At the invitation of her primary teacher, Ajahn Amaro, Jill was the first to offer mindful movement and somatic practices on silent retreats first at Spirit Rock Meditation Center and then the Insight Meditation Society 30 years ago. She has since developed teacher trainings and mentoring programs that integrate embodied awareness with Dharma ever since.
In addition to teaching embodiment and Dharma with Ajahn Amaro, she was also invited to teach on Tsoknyi Rinpoche’s retreats in the US and Nepal. It was at his urging that she teach subtle body practices to his students. She contributed movement practices to his brother Mingyur Rinpoche’s retreats and was a consultant for his 2 best-selling books.
Jill’s Applied Embodied Mindfulness Trainings were part of UCLA’s Mindful Awareness Research Center. She was on the faculty for Spirit Rock’s Mindful Yoga and Meditation Training, and she is currently a mentor for Jack Kornfield and Tara Brach’s Mindfulness Teacher Training. She was the scholar and teacher in residence at Kripalu Center in 2003 and is a graduate of the Sati Center’s Buddhist Chaplaincy Training.

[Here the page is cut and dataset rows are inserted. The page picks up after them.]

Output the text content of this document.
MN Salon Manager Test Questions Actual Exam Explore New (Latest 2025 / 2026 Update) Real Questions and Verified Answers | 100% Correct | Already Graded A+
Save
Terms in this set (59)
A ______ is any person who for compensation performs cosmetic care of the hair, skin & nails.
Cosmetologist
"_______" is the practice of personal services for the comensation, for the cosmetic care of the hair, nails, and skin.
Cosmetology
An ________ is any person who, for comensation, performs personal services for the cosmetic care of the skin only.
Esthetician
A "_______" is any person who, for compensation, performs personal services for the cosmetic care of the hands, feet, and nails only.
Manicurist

Her organization School for Compassionate Action was a training and service organization that taught mindfulness and somatic practices for chronic pain, illness and post 9/11 trauma in NYC hospitals and at-risk facilities for over ten years. She has been featured in and has written for numerous publications such as Tricycle, Lion’s Roar and the NY Times.
Wisdom and compassion are two themes that inform my current exploration of the dharma, and I aspire to integrate these as fully as I can in both formal practice and daily life.